Nuclear Localization Signals (NLS) are short peptide sequences that facilitate the import of proteins into the nucleus. They are essential for ensuring that proteins required for nuclear functions are available within the nuclear compartment.

Key Points

• Composition: Typically consists of basic amino acids (lysine and arginine) that interact with the import machinery.

• Recognition: Importin proteins recognize NLS sequences and bind to them.

• Transport: The importin-NLS complex is transported through the nuclear pore complex into the nucleus, where the importin is released, allowing the protein to function within the nucleus.

Simplified RAN/Importin Transport Mechanism

The RAN/Importin transport system helps proteins move into the nucleus through nuclear pores.

Steps of the RAN/Importin Process

1. Importin Binding: Importins find and attach to proteins with Nuclear Localization Signals (NLS) in the cytoplasm, creating a transport complex.

2. Transport through Nuclear Pores: This complex travels through the nuclear pore into the nucleus.

3. RAN-GTP Binding: Inside the nucleus, it meets RAN, a protein that is linked to GTP (RAN-GTP), which is more abundant there than in the cytoplasm.

4. Dissociation of Complex: RAN-GTP binds to importin, causing it to release the cargo protein within the nucleus.

5. Export of Importin: The complex of RAN-GTP and importin exits back to the cytoplasm through the nuclear pore.

6. RAN-GAP Hydrolysis: In the cytoplasm, a protein called RAN-GAP helps convert RAN-GTP to RAN-GDP (without the phosphate), allowing importin to detach and be recycled for new transport.

Importance

• This process makes sure proteins that need to be in the nucleus get there to carry out their important jobs, keeping the cell functioning properly.

Nuclear Matrix and Lamina

Nuclear Matrix

The nuclear matrix is a framework of fibers found within the nucleus of eukaryotic cells.
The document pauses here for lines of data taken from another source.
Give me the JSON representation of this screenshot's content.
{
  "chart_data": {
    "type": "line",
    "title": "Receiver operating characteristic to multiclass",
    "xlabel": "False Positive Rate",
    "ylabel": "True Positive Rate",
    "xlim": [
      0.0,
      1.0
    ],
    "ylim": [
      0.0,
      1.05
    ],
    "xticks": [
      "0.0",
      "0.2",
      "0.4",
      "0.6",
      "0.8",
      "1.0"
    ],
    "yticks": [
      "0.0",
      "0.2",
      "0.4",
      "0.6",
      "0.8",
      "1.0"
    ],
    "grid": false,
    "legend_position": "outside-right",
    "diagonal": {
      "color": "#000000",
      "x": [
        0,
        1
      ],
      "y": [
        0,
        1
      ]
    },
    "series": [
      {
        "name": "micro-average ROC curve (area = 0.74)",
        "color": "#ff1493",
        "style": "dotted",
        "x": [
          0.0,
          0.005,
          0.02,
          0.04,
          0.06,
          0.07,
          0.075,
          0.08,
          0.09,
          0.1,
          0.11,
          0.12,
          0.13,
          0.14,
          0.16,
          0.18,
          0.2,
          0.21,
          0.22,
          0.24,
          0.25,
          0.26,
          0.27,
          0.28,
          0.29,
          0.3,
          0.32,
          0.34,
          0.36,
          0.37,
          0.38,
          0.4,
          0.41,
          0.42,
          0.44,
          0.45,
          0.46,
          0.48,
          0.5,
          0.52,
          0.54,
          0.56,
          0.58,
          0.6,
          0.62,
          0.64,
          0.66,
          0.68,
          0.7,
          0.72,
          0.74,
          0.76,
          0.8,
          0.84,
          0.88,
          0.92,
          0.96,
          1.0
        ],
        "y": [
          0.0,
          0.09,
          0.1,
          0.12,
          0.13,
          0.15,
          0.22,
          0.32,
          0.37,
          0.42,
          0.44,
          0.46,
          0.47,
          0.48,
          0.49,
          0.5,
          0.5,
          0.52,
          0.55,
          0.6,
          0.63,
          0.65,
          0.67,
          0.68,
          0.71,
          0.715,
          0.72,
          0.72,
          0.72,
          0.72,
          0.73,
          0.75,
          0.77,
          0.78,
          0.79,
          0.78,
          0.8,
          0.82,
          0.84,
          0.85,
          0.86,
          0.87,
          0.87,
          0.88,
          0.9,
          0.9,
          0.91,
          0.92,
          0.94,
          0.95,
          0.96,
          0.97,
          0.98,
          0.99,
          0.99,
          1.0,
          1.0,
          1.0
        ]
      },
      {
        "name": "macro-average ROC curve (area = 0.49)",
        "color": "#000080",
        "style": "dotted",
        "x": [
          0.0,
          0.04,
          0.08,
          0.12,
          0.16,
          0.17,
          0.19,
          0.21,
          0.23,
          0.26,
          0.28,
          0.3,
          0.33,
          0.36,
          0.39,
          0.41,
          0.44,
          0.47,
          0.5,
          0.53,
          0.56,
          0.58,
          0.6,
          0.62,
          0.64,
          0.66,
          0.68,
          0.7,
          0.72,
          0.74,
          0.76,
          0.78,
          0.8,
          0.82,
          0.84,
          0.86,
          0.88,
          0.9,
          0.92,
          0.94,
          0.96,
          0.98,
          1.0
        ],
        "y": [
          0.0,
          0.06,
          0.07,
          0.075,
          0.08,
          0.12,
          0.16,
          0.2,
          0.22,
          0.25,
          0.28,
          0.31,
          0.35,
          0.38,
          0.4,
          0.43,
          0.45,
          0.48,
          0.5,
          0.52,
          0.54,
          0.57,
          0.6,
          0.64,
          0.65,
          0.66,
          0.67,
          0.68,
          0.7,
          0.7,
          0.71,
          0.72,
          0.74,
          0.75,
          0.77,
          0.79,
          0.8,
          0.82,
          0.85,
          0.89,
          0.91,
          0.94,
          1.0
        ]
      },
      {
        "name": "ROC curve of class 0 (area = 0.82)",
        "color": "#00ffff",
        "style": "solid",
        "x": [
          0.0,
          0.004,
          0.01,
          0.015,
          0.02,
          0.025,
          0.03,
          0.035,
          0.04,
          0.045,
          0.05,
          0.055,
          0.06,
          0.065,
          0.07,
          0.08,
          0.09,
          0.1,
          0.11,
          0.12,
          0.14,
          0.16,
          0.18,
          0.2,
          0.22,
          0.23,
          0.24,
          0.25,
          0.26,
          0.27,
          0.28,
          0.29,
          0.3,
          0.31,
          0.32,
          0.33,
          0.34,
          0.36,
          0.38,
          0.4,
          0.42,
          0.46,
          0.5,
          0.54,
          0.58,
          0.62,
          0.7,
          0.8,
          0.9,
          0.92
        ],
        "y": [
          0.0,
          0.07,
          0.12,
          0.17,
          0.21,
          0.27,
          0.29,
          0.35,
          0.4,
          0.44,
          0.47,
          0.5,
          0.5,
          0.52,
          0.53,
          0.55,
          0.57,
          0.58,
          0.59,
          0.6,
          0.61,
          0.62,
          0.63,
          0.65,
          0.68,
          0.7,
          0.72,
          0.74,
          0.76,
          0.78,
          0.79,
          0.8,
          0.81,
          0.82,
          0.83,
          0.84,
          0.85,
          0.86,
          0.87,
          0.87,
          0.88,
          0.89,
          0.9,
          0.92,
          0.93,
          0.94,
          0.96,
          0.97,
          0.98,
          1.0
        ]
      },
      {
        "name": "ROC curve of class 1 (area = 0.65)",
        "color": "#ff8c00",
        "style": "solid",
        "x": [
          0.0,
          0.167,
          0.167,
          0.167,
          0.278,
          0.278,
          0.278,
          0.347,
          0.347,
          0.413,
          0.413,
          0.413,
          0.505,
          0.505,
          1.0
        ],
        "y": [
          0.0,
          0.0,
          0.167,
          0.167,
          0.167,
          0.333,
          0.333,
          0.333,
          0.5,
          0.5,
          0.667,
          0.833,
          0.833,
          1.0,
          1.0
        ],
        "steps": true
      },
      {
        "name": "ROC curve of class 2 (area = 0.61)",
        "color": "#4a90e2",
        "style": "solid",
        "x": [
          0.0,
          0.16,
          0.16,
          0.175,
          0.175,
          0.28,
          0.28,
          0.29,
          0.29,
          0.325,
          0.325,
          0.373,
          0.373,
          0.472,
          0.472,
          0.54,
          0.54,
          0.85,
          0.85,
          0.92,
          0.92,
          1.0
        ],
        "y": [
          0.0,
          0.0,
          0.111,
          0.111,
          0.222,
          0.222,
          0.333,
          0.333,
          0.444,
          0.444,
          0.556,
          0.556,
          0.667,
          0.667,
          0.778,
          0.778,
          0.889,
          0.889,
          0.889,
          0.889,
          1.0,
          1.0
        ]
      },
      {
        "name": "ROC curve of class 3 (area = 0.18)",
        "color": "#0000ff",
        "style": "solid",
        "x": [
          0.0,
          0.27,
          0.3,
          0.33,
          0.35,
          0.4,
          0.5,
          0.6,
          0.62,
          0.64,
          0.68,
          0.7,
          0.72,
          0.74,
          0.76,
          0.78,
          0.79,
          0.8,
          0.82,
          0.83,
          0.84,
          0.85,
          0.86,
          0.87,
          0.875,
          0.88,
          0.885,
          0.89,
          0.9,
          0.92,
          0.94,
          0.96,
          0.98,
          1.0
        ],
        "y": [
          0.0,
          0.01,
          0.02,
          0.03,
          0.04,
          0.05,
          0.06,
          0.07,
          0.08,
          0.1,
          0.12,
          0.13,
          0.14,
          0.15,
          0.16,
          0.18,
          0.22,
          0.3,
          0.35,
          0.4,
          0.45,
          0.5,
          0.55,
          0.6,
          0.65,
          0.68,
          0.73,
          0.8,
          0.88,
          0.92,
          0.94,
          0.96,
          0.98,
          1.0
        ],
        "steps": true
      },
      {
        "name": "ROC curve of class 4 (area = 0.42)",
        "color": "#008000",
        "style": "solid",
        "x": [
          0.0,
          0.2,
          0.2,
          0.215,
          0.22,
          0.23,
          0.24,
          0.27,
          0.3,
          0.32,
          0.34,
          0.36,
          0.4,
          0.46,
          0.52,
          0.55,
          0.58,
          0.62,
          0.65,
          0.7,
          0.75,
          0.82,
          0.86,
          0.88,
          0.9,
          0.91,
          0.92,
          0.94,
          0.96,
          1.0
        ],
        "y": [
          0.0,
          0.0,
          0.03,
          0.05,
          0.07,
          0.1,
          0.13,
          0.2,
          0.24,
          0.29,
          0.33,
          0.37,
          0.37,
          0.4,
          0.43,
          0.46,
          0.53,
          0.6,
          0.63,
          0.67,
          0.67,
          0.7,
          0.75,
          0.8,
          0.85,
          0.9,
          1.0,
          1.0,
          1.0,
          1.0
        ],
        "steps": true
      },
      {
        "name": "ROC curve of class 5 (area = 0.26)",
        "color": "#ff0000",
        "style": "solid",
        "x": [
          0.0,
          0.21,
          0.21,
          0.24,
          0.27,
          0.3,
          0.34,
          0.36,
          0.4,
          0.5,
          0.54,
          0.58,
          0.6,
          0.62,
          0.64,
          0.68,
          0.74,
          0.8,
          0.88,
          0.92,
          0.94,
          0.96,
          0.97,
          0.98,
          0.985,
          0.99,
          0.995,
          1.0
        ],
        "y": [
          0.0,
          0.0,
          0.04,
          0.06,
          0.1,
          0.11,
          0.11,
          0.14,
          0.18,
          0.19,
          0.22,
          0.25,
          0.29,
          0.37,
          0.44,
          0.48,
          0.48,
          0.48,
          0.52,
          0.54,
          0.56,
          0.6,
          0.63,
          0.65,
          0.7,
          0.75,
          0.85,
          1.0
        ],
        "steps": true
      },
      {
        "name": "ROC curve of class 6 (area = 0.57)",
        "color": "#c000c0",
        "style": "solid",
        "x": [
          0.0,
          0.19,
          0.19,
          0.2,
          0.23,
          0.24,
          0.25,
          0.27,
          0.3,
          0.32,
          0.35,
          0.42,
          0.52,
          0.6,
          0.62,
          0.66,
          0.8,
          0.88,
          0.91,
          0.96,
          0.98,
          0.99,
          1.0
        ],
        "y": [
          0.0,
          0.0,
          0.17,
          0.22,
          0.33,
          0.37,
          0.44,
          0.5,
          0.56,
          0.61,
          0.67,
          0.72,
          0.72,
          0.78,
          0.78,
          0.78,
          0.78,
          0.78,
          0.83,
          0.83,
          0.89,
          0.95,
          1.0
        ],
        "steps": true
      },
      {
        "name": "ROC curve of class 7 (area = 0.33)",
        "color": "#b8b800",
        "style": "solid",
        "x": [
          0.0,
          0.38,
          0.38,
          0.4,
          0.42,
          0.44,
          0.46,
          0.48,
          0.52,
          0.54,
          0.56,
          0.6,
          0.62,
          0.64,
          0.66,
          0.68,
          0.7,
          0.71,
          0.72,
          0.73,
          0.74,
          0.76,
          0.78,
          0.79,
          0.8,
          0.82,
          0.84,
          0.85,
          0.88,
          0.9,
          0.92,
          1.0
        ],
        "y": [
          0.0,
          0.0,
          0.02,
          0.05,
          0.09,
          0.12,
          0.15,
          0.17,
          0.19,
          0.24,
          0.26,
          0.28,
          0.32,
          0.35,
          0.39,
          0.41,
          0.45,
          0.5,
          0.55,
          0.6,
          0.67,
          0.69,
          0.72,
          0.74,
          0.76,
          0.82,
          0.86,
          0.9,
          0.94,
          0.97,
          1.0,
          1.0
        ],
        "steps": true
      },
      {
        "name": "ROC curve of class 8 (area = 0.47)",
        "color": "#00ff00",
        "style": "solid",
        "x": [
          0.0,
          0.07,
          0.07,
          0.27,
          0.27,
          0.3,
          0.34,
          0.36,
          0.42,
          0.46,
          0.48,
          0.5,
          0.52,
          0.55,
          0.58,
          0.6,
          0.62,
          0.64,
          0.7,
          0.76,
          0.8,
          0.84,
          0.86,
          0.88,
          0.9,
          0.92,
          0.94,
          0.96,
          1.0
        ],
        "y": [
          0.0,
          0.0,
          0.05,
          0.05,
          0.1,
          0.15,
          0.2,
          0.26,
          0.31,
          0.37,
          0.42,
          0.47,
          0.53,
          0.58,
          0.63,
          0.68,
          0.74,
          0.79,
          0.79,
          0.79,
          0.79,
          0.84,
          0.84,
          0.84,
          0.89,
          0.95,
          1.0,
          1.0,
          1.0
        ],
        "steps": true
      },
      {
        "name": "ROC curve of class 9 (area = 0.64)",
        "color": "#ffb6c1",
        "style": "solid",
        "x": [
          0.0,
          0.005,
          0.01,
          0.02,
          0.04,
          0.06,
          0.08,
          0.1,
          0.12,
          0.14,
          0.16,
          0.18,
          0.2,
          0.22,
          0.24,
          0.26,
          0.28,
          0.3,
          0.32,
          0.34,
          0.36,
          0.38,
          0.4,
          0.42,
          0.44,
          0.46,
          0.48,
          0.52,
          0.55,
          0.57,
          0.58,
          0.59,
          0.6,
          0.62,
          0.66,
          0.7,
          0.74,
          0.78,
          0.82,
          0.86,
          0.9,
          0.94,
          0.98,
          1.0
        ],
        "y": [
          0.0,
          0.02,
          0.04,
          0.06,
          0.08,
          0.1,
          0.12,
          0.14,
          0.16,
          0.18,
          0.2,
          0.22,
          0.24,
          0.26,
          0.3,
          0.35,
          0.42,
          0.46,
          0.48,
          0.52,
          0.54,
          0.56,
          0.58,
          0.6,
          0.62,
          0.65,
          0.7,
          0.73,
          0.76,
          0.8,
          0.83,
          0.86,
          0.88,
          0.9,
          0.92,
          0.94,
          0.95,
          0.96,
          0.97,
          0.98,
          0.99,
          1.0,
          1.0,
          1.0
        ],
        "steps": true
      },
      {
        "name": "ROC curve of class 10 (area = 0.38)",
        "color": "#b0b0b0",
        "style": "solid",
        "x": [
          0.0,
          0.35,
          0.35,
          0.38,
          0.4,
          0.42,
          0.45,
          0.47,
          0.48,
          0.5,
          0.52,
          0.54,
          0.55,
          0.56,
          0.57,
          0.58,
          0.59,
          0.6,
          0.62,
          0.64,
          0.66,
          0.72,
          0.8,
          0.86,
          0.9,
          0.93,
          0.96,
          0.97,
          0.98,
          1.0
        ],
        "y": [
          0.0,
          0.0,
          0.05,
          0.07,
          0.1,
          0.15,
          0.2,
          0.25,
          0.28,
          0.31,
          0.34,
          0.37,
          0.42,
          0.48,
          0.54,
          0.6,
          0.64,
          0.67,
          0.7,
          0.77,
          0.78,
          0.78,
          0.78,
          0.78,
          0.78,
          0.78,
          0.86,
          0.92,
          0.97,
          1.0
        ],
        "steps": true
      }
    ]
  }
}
It provides structural support and helps organize the interior of the nucleus.

Key Features:

• Composition: Consists of proteins and nucleic acids, forming a network that helps maintain the shape of the nucleus.

• Functions:

  • Organizes chromatin and gene expression.

  • Plays a role in DNA replication, transcription, and RNA processing by anchoring nuclear components in specific locations.

Nuclear Lamina

The nuclear lamina is a dense fibrillar network located just beneath the inner membrane of the nuclear envelope. It is primarily composed of intermediate filament proteins called lamins.

Key Features:

• Structure: Composed of lamins A, B, and C, which are proteins forming a mesh-like structure.

• Functions:

  • Provides mechanical support to the nuclear envelope, maintaining the shape of the nucleus.

  • Involved in organizing chromatin and regulating gene expression.

  • Plays a crucial role during cell division by disassembling and reassembling with the nuclear envelope.